Prior to that, in elementary school, we used to be graded on Desk, as in overall neatness of the homeroom desk, one of those melamine and steel numbers with the open-front book compartment under the desktop. Desk counted the same as Math and English and other traditional subjects, and I usually scored an F. I remember a horizontal groove in the desk shelf for easy pen and pencil organization, but even this required too much commitment and my writing implements would vanish in the crush of books and folders. My desk was regularly dumped, right there in front of the class, and I'd be forced to clean it up and start a new disorder the following day.

I had a knack for exploding pens in my pants. The ink would warm against my leg and escape the breathing hole in the pen's plastic shell, blooming on my leg and ruining pair after pair of navy blue Dickies. It drove my mother nuts, and it usually took the green side of a dish scrubber to clean the ink off my thigh.

But every fall, with a new set of notebooks, pens, and Dickies, I'd smell the fresh October air, celebrate my birth, and make my annual resolutions with far more genuine faith and hope than I ever managed to summon on New Year's Day. By January 1, with three months of school behind me, it'd already feel too late to make serious changes in the school year. My grades would stay about the same. My peer position wouldn't shift. I wouldn't impress girls without another full summer's preparation, and even the long Christmas recess wasn't be enough to make it all new. October was the time to rejuvenate, and part of me still hasn't lost that seasonal rush, a blend of optimism and nostalgia that arrives without effort, sure as the red leaves and woodsmoke and frost. This year I can make something of fall. This Christmas, I'll have truly earned a holiday. It doesn't generally go that way, but every year I try anew. And this year, this year, I'm going to make something of fall.

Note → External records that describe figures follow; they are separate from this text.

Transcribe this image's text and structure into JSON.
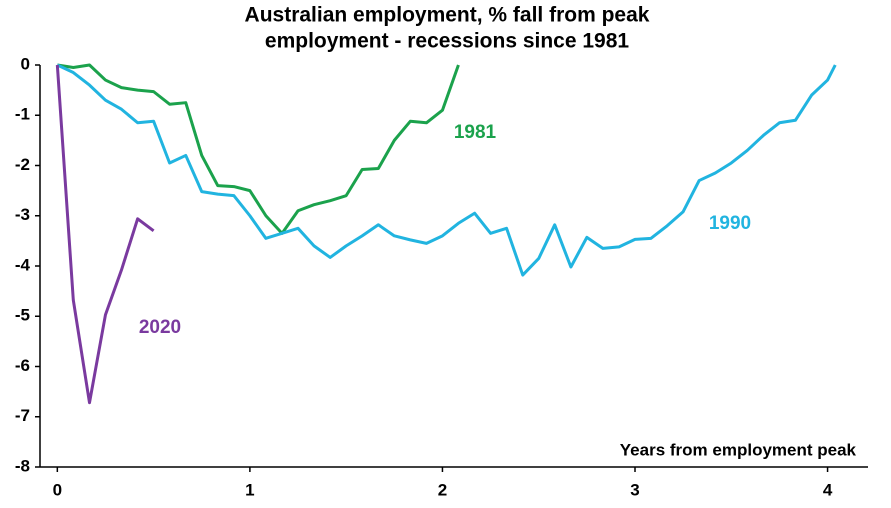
{
  "chart_data": {
    "type": "line",
    "title": [
      "Australian employment, % fall from peak",
      "employment - recessions since 1981"
    ],
    "annotation": "Years from employment peak",
    "xlim": [
      -0.09,
      4.21
    ],
    "ylim": [
      -8,
      0
    ],
    "xticks": [
      0,
      1,
      2,
      3,
      4
    ],
    "yticks": [
      0,
      -1,
      -2,
      -3,
      -4,
      -5,
      -6,
      -7,
      -8
    ],
    "grid": false,
    "series": [
      {
        "name": "1981",
        "color": "#1ba24c",
        "x": [
          0,
          0.083,
          0.167,
          0.25,
          0.333,
          0.417,
          0.5,
          0.583,
          0.667,
          0.75,
          0.833,
          0.917,
          1,
          1.083,
          1.167,
          1.25,
          1.333,
          1.417,
          1.5,
          1.583,
          1.667,
          1.75,
          1.833,
          1.917,
          2,
          2.083
        ],
        "values": [
          0,
          -0.05,
          0,
          -0.3,
          -0.45,
          -0.5,
          -0.53,
          -0.78,
          -0.75,
          -1.8,
          -2.4,
          -2.42,
          -2.5,
          -3.0,
          -3.35,
          -2.9,
          -2.78,
          -2.7,
          -2.6,
          -2.08,
          -2.06,
          -1.5,
          -1.12,
          -1.15,
          -0.9,
          0
        ]
      },
      {
        "name": "1990",
        "color": "#21b4e0",
        "x": [
          0,
          0.083,
          0.167,
          0.25,
          0.333,
          0.417,
          0.5,
          0.583,
          0.667,
          0.75,
          0.833,
          0.917,
          1,
          1.083,
          1.167,
          1.25,
          1.333,
          1.417,
          1.5,
          1.583,
          1.667,
          1.75,
          1.833,
          1.917,
          2,
          2.083,
          2.167,
          2.25,
          2.333,
          2.417,
          2.5,
          2.583,
          2.667,
          2.75,
          2.833,
          2.917,
          3,
          3.083,
          3.167,
          3.25,
          3.333,
          3.417,
          3.5,
          3.583,
          3.667,
          3.75,
          3.833,
          3.917,
          4,
          4.04
        ],
        "values": [
          0,
          -0.15,
          -0.4,
          -0.7,
          -0.88,
          -1.15,
          -1.12,
          -1.95,
          -1.8,
          -2.52,
          -2.57,
          -2.6,
          -3.0,
          -3.45,
          -3.35,
          -3.25,
          -3.6,
          -3.83,
          -3.6,
          -3.4,
          -3.18,
          -3.4,
          -3.48,
          -3.55,
          -3.4,
          -3.15,
          -2.95,
          -3.35,
          -3.25,
          -4.18,
          -3.85,
          -3.18,
          -4.02,
          -3.43,
          -3.65,
          -3.62,
          -3.47,
          -3.45,
          -3.2,
          -2.92,
          -2.3,
          -2.15,
          -1.95,
          -1.7,
          -1.4,
          -1.15,
          -1.1,
          -0.6,
          -0.3,
          0
        ]
      },
      {
        "name": "2020",
        "color": "#7a3a9f",
        "x": [
          0,
          0.083,
          0.167,
          0.25,
          0.333,
          0.417,
          0.5
        ],
        "values": [
          0,
          -4.68,
          -6.72,
          -4.97,
          -4.08,
          -3.06,
          -3.3
        ]
      }
    ]
  }
}
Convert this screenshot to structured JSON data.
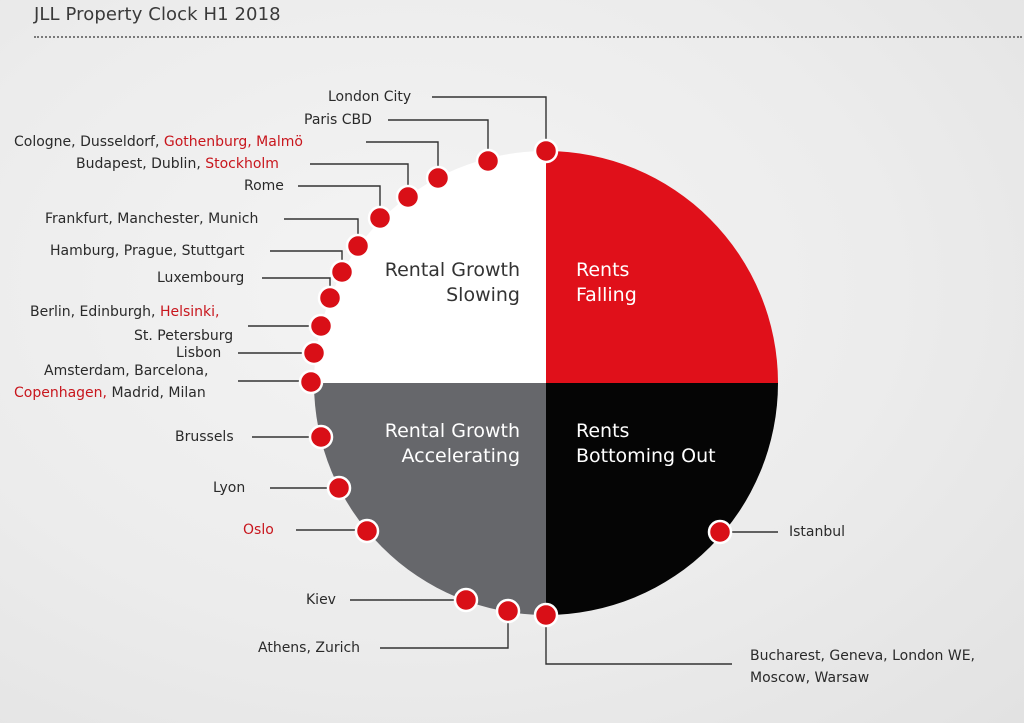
{
  "title": "JLL Property Clock H1 2018",
  "colors": {
    "red": "#e0101a",
    "red_text": "#c8161d",
    "dark": "#050505",
    "gray": "#66676b",
    "white": "#ffffff",
    "dot": "#d90f17"
  },
  "quadrants": {
    "top_left": {
      "line1": "Rental Growth",
      "line2": "Slowing"
    },
    "top_right": {
      "line1": "Rents",
      "line2": "Falling"
    },
    "bottom_left": {
      "line1": "Rental Growth",
      "line2": "Accelerating"
    },
    "bottom_right": {
      "line1": "Rents",
      "line2": "Bottoming Out"
    }
  },
  "labels": {
    "london_city": "London City",
    "paris_cbd": "Paris CBD",
    "cologne_a": "Cologne, Dusseldorf, ",
    "cologne_b": "Gothenburg, Malmö",
    "budapest_a": "Budapest, Dublin, ",
    "budapest_b": "Stockholm",
    "rome": "Rome",
    "frankfurt": "Frankfurt, Manchester, Munich",
    "hamburg": "Hamburg, Prague, Stuttgart",
    "luxembourg": "Luxembourg",
    "berlin_a": "Berlin, Edinburgh, ",
    "berlin_b": "Helsinki,",
    "st_petersburg": "St. Petersburg",
    "lisbon": "Lisbon",
    "amsterdam": "Amsterdam, Barcelona,",
    "copenhagen_a": "Copenhagen,",
    "copenhagen_b": " Madrid, Milan",
    "brussels": "Brussels",
    "lyon": "Lyon",
    "oslo": "Oslo",
    "kiev": "Kiev",
    "athens": "Athens, Zurich",
    "istanbul": "Istanbul",
    "bucharest_line1": "Bucharest, Geneva, London WE,",
    "bucharest_line2": "Moscow, Warsaw"
  }
}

This week we reached the 40s overnight, cold enough to close the bedroom windows and cover the backyard pumpkin with a quilt. The squirrels are getting busy, almost frantic at the birdfeeder. We had a yard sale and cleaned out the house, organized storage. I've had an appetite for apples and an urge to buy a spice-scented candle. I'm drawn to Vermont, if only an afternoon trip to Bennington for fudge. Most of all, I'm unable to find a productive rhythm, falling instead to planning--planning for the fall when kindergarten starts and I'm alone all day, with hours of work at home and a serious need of self-regulation.

It's an exciting time, and as usual I'm optimistic, nostalgic, mentally nesting in the home, and establishing goals and routines that are liable to fall apart once I have to quit planning and actually make them happen. But this year, this year...

In the spirit of sharing and excessive preparation, I intend to post my goals for fall and write updates throughout the season. I'm hoping it'll work as a personal spur, a sense of accountability that comes from making private effort public. The basic idea is NOT to show what a swell productive fellow I am, but to remind myself of what a loaf I often am, of where I'm falling short or lying to myself, of when I need to work and when, ideally, I'm permitted to feel proud of my accomplishments.

More soon...

Brief pumpkin update: Herman seems to have stopped growing at around 150 lbs. Nothing jaw-dropping, but more than double my personal best from last year. I'll keep it on the vine a few more weeks, unless the groundhogs become too great a threat, and post an official weight with photos.